The Experiences of Others

The sail to Luperon, Dominican Republic was as long and unpleasant as expected.  We were motor sailing for 3 days into 15 knot winds with 2 meter seas and a little current against us.  A slow and incredibly frustrating process taking us down to under 4 knots over ground for hours on end at full throttle with the engine gulping through our diesel.
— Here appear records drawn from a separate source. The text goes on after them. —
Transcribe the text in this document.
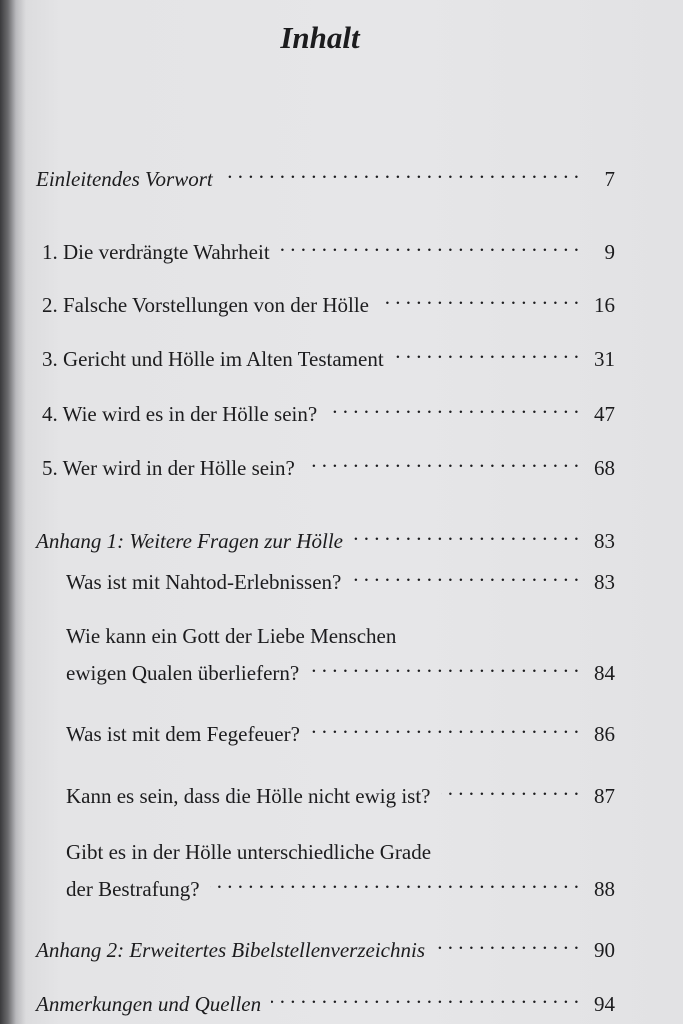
Inhalt
Einleitendes Vorwort . . .	7
1. Die verdrängte Wahrheit . . .	9
2. Falsche Vorstellungen von der Hölle . . .	16
3. Gericht und Hölle im Alten Testament . . .	31
4. Wie wird es in der Hölle sein? . . .	47
5. Wer wird in der Hölle sein? . . .	68
Anhang 1: Weitere Fragen zur Hölle . . .	83
Was ist mit Nahtod-Erlebnissen? . . .	83
Wie kann ein Gott der Liebe Menschen
ewigen Qualen überliefern? . . .	84
Was ist mit dem Fegefeuer? . . .	86
Kann es sein, dass die Hölle nicht ewig ist? . . .	87
Gibt es in der Hölle unterschiedliche Grade
der Bestrafung? . . .	88
Anhang 2: Erweitertes Bibelstellenverzeichnis . . .	90
Anmerkungen und Quellen . . .	94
Ugh!  
Luperon is a beautiful  harbor surrounded by lush green hills and absolutely full of cruising boats, many with huge beards underwater indicating that they have been sitting there for a while.  We had received many many warnings about the time consuming check-in process in Luperon involving corrupt officials coming on board and asking aggressively for ‘presents’ .  Several people gave us advice on how to protect ourselves from this threat and respond to these horrible and forceful requests.  Upon arrival, we hoisted the quarantine flag and Seb proactively jumped in the dingy to hunt down the numerous  officials that needed to be informed of our arrival.  Within 1 ½ hours (relatively short for this kind of thing) he came back to the dingy with two men, one from agriculture and another from customs.   They opened a couple of cupboards and peeked with a giggle at Emma and Macsen while we chatted in Spanglish to the best of our collective abilities and they left with a smile after about 15 minutes.  Their only request was for a cold drink.  
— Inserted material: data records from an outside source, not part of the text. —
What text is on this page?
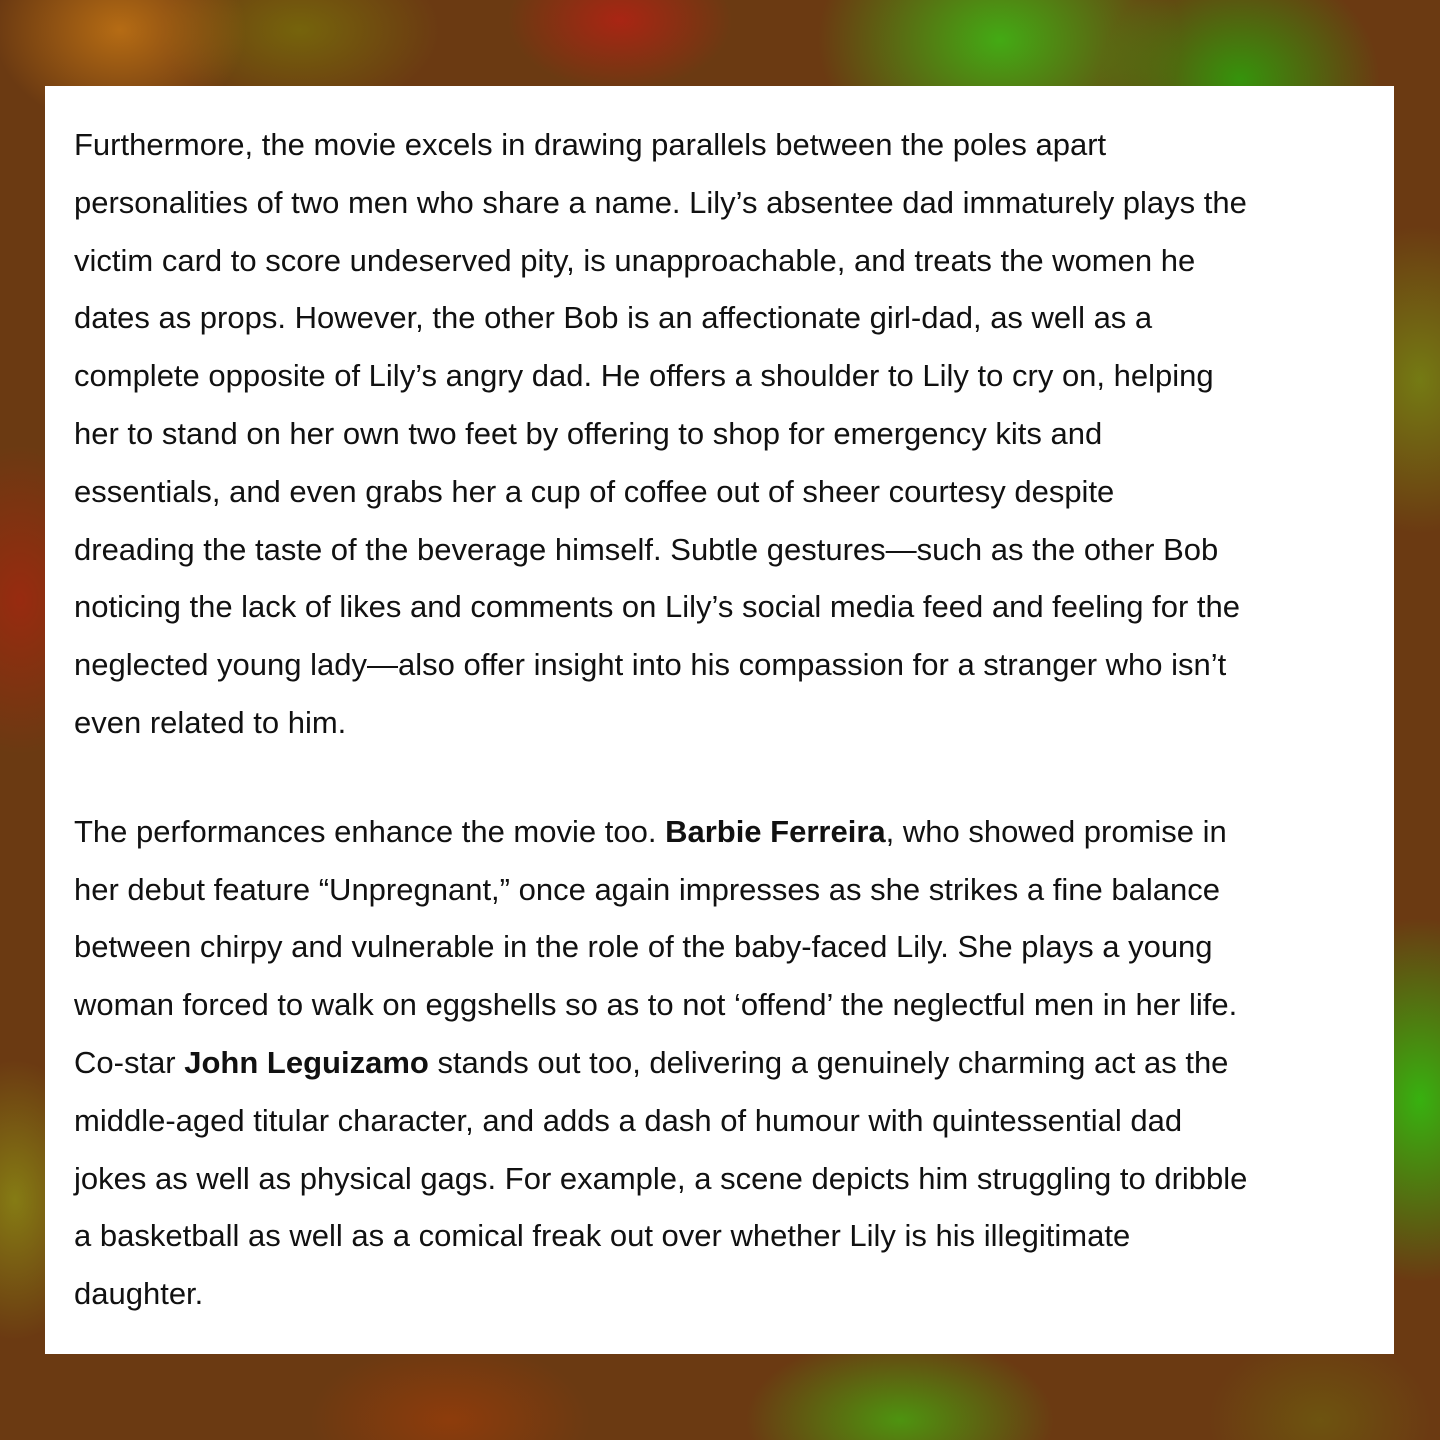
Furthermore, the movie excels in drawing parallels between the poles apart
personalities of two men who share a name. Lily’s absentee dad immaturely plays the
victim card to score undeserved pity, is unapproachable, and treats the women he
dates as props. However, the other Bob is an affectionate girl-dad, as well as a
complete opposite of Lily’s angry dad. He offers a shoulder to Lily to cry on, helping
her to stand on her own two feet by offering to shop for emergency kits and
essentials, and even grabs her a cup of coffee out of sheer courtesy despite
dreading the taste of the beverage himself. Subtle gestures—such as the other Bob
noticing the lack of likes and comments on Lily’s social media feed and feeling for the
neglected young lady—also offer insight into his compassion for a stranger who isn’t
even related to him.

The performances enhance the movie too. Barbie Ferreira, who showed promise in
her debut feature “Unpregnant,” once again impresses as she strikes a fine balance
between chirpy and vulnerable in the role of the baby-faced Lily. She plays a young
woman forced to walk on eggshells so as to not ‘offend’ the neglectful men in her life.
Co-star John Leguizamo stands out too, delivering a genuinely charming act as the
middle-aged titular character, and adds a dash of humour with quintessential dad
jokes as well as physical gags. For example, a scene depicts him struggling to dribble
a basketball as well as a comical freak out over whether Lily is his illegitimate
daughter.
Sadly our knowledge of Luperon remains  limited to a quick glimpse of the busy village streets as the relatively good weather and our schedule forced us pull up the anchor the following morning.  It looked like a lovely place to explore.  Our plan was to spend a couple of hours in the morning getting diesel and picking up our despacho (departure documents required to for any movement in DR) and then leave around 1000ish.  We were startled awake by loud knocking (rather shocking) on the boat before 0700! Two overzealous but very friendly customs and immigration agents had taken it upon themselves to bring us our despacho in person.  They had ridden out in the dinghy of another departing cruiser and Seb rowed them back to the dock once the document changed hands.   For this special delivery service we thanked them and offered a cold drink.  They gave absolutely no indication that they wanted or expected anything more.